Welcome Stuart Finkel!

Stuart Finkel is the most recent addition to the Russian Department after many years teaching history at the University of Florida in Gainesville. He is not entirely new to Dartmouth, however, having previously taught as a visitor including courses on the Russian Revolution, Soviet history and culture, and the history of human rights. He is currently completing a book entitled For Martyrs or for Enemies: Aid to Political Prisoners in Russia and the Soviet Union, which both surveys the long, complex history of aid to political prisoners & exiles through the 19th and 20th centuries, and provides a detailed examination of the so-called "Political Red Cross," which led by Ekaterina Peshkova lobbied on their behalf from 1918 to 1937. In so doing, it also engages critically with the burgeoning interdisciplinary literature on the origins and genesis of international human rights and humanitarianism.

Area of Expertise

The Russian & Soviet Intelligentsia / Political Prisoners and Human Rights / The Russian Revolution / 19th and 20th c.
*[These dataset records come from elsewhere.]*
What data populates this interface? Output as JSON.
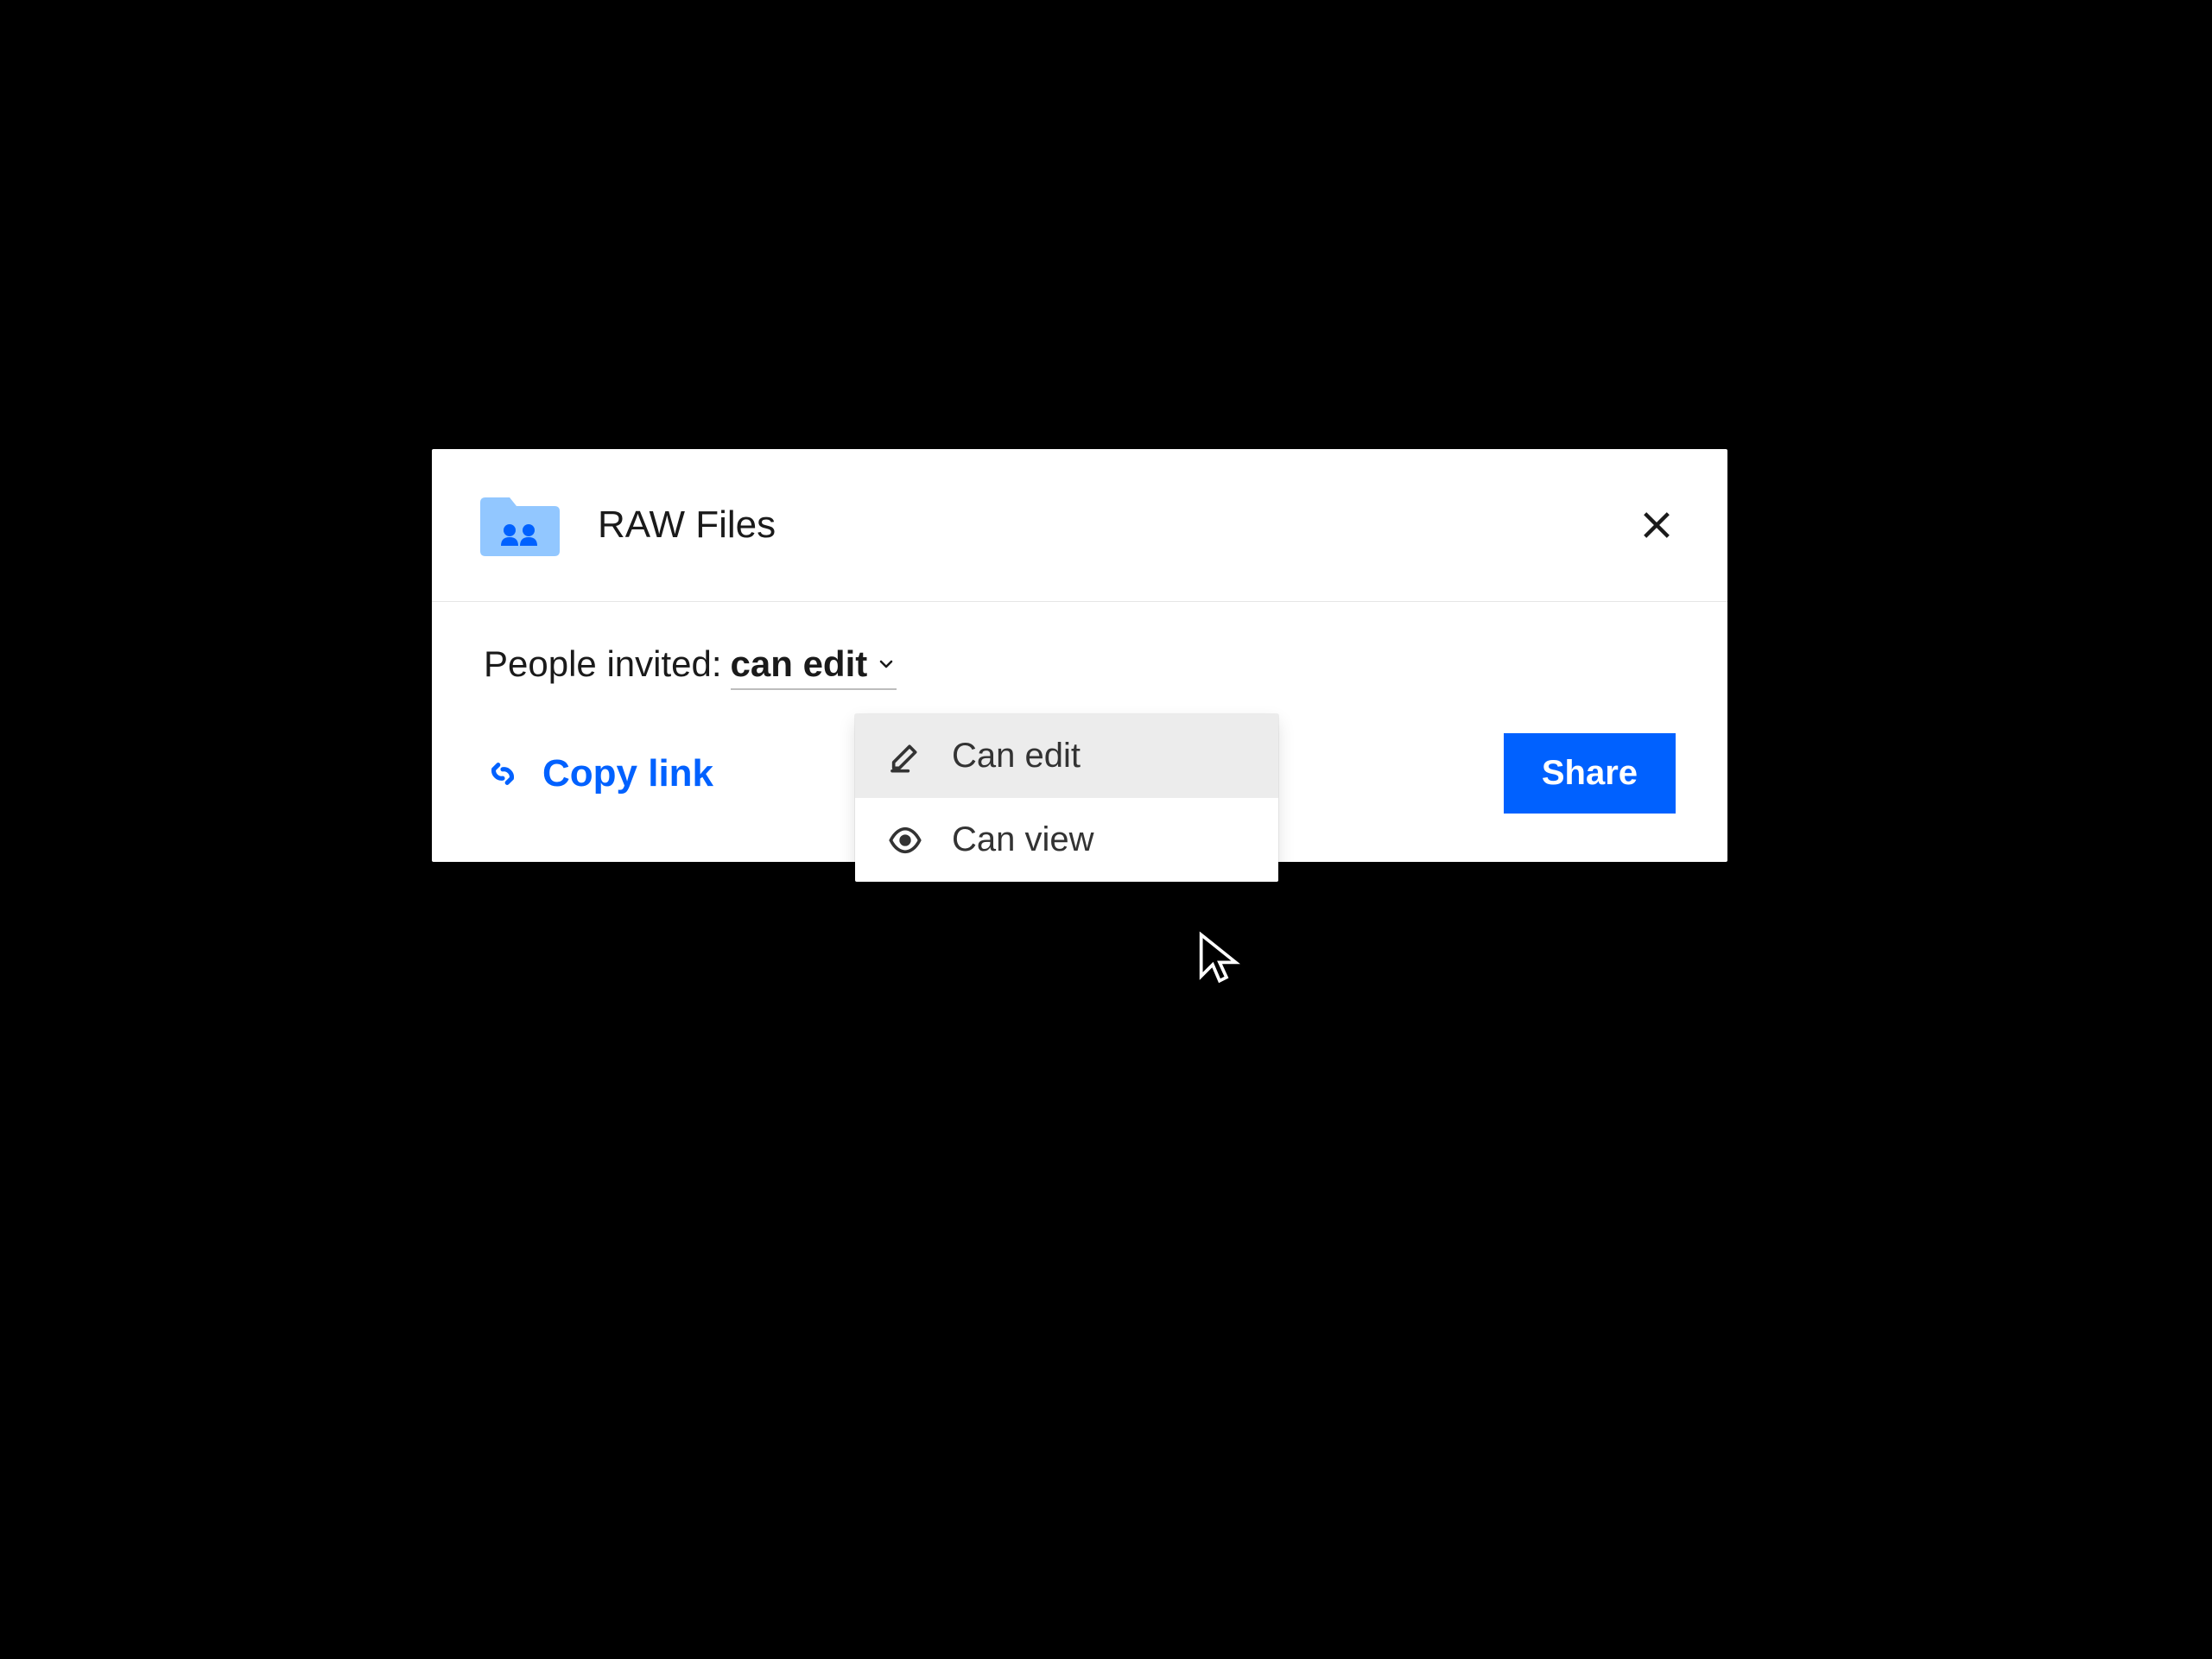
{
  "dialog": {
    "title": "RAW Files",
    "invite_label": "People invited:",
    "selected_permission": "can edit",
    "dropdown": {
      "items": [
        {
          "label": "Can edit"
        },
        {
          "label": "Can view"
        }
      ]
    },
    "copy_link_label": "Copy link",
    "share_label": "Share"
  },
  "colors": {
    "accent": "#0061ff",
    "folder": "#92c7ff"
  }
}
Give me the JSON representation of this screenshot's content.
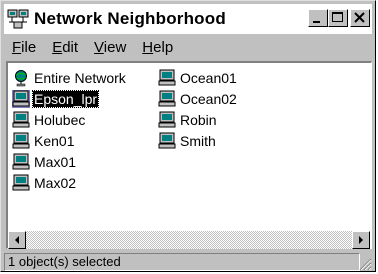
{
  "window": {
    "title": "Network Neighborhood"
  },
  "menu": [
    {
      "label": "File",
      "accel": "F",
      "rest": "ile"
    },
    {
      "label": "Edit",
      "accel": "E",
      "rest": "dit"
    },
    {
      "label": "View",
      "accel": "V",
      "rest": "iew"
    },
    {
      "label": "Help",
      "accel": "H",
      "rest": "elp"
    }
  ],
  "items": {
    "col1": [
      {
        "label": "Entire Network",
        "icon": "entire-network-icon",
        "selected": false
      },
      {
        "label": "Epson_lpr",
        "icon": "computer-icon",
        "selected": true
      },
      {
        "label": "Holubec",
        "icon": "computer-icon",
        "selected": false
      },
      {
        "label": "Ken01",
        "icon": "computer-icon",
        "selected": false
      },
      {
        "label": "Max01",
        "icon": "computer-icon",
        "selected": false
      },
      {
        "label": "Max02",
        "icon": "computer-icon",
        "selected": false
      }
    ],
    "col2": [
      {
        "label": "Ocean01",
        "icon": "computer-icon",
        "selected": false
      },
      {
        "label": "Ocean02",
        "icon": "computer-icon",
        "selected": false
      },
      {
        "label": "Robin",
        "icon": "computer-icon",
        "selected": false
      },
      {
        "label": "Smith",
        "icon": "computer-icon",
        "selected": false
      }
    ]
  },
  "status": {
    "text": "1 object(s) selected"
  }
}
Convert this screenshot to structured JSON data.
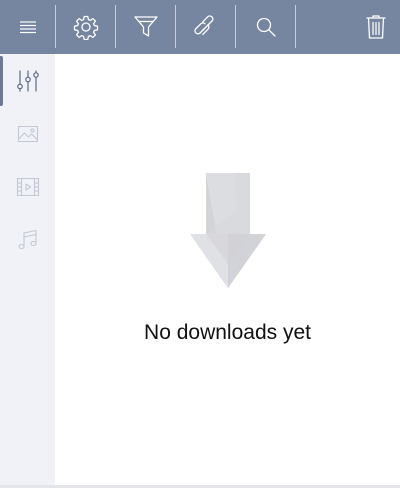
{
  "toolbar": {
    "buttons": [
      {
        "name": "menu",
        "icon": "hamburger-menu-icon"
      },
      {
        "name": "settings",
        "icon": "gear-icon"
      },
      {
        "name": "filter",
        "icon": "funnel-icon"
      },
      {
        "name": "link",
        "icon": "link-icon"
      },
      {
        "name": "search",
        "icon": "search-icon"
      },
      {
        "name": "delete",
        "icon": "trash-icon"
      }
    ],
    "background_color": "#7685a0"
  },
  "sidebar": {
    "items": [
      {
        "name": "all",
        "icon": "sliders-icon",
        "active": true
      },
      {
        "name": "images",
        "icon": "image-icon",
        "active": false
      },
      {
        "name": "video",
        "icon": "film-icon",
        "active": false
      },
      {
        "name": "music",
        "icon": "music-note-icon",
        "active": false
      }
    ],
    "background_color": "#f0f2f7"
  },
  "main": {
    "empty_state_icon": "download-arrow-icon",
    "empty_message": "No downloads yet"
  }
}
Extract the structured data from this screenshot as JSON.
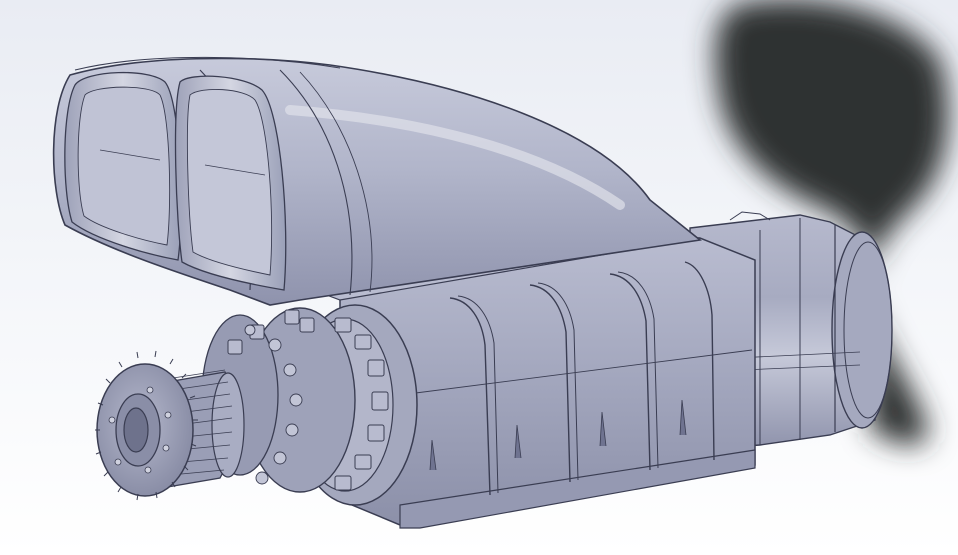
{
  "scene": {
    "model": "supercharger-assembly",
    "view": "isometric-shaded",
    "colors": {
      "background_top": "#e9ecf3",
      "background_bottom": "#ffffff",
      "part_base": "#a9adc3",
      "part_light": "#c9ccdc",
      "part_dark": "#6f7390",
      "edge": "#3a3d52",
      "shadow": "#2f3033"
    }
  }
}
Russian & Soviet cultural politics / Intellectuals and the Public Sphere

He also continues more broadly to investigate the contentious but persistent notion of Russian intellectuals as "public actors," expanding on his previous scholarship on their sharply contested role following the Revolutions of 1917. His first book, On the Ideological Front: The Russian Intelligentsia and the Making of the Soviet Public Sphere (Yale University Press, 2007) examined the series of disputes culminating in the expulsion of scores of prominent intellectuals from early Soviet Russia and the initial severe restrictions on autonomous civil society under the Bolsheviks.

Professor Finkel will be teaching  W19;  RUSS 38: Special topics in Russian Literature Russia and the West?  S19; RUSS 32: Reading Red: 20th Century Russian Fiction

My research focuses on the intersecting history of human rights, politics, and the intelligentsia. I am currently completing For Martyrs or for Enemies: Aid to Political Prisoners in Russia and the USSR, a book surveying the long history of such aid through the 19th and 20th centuries, examining in particular the so-called "Political Red Cross," which lobbied on behalf of political detainees from 1918 to 1937.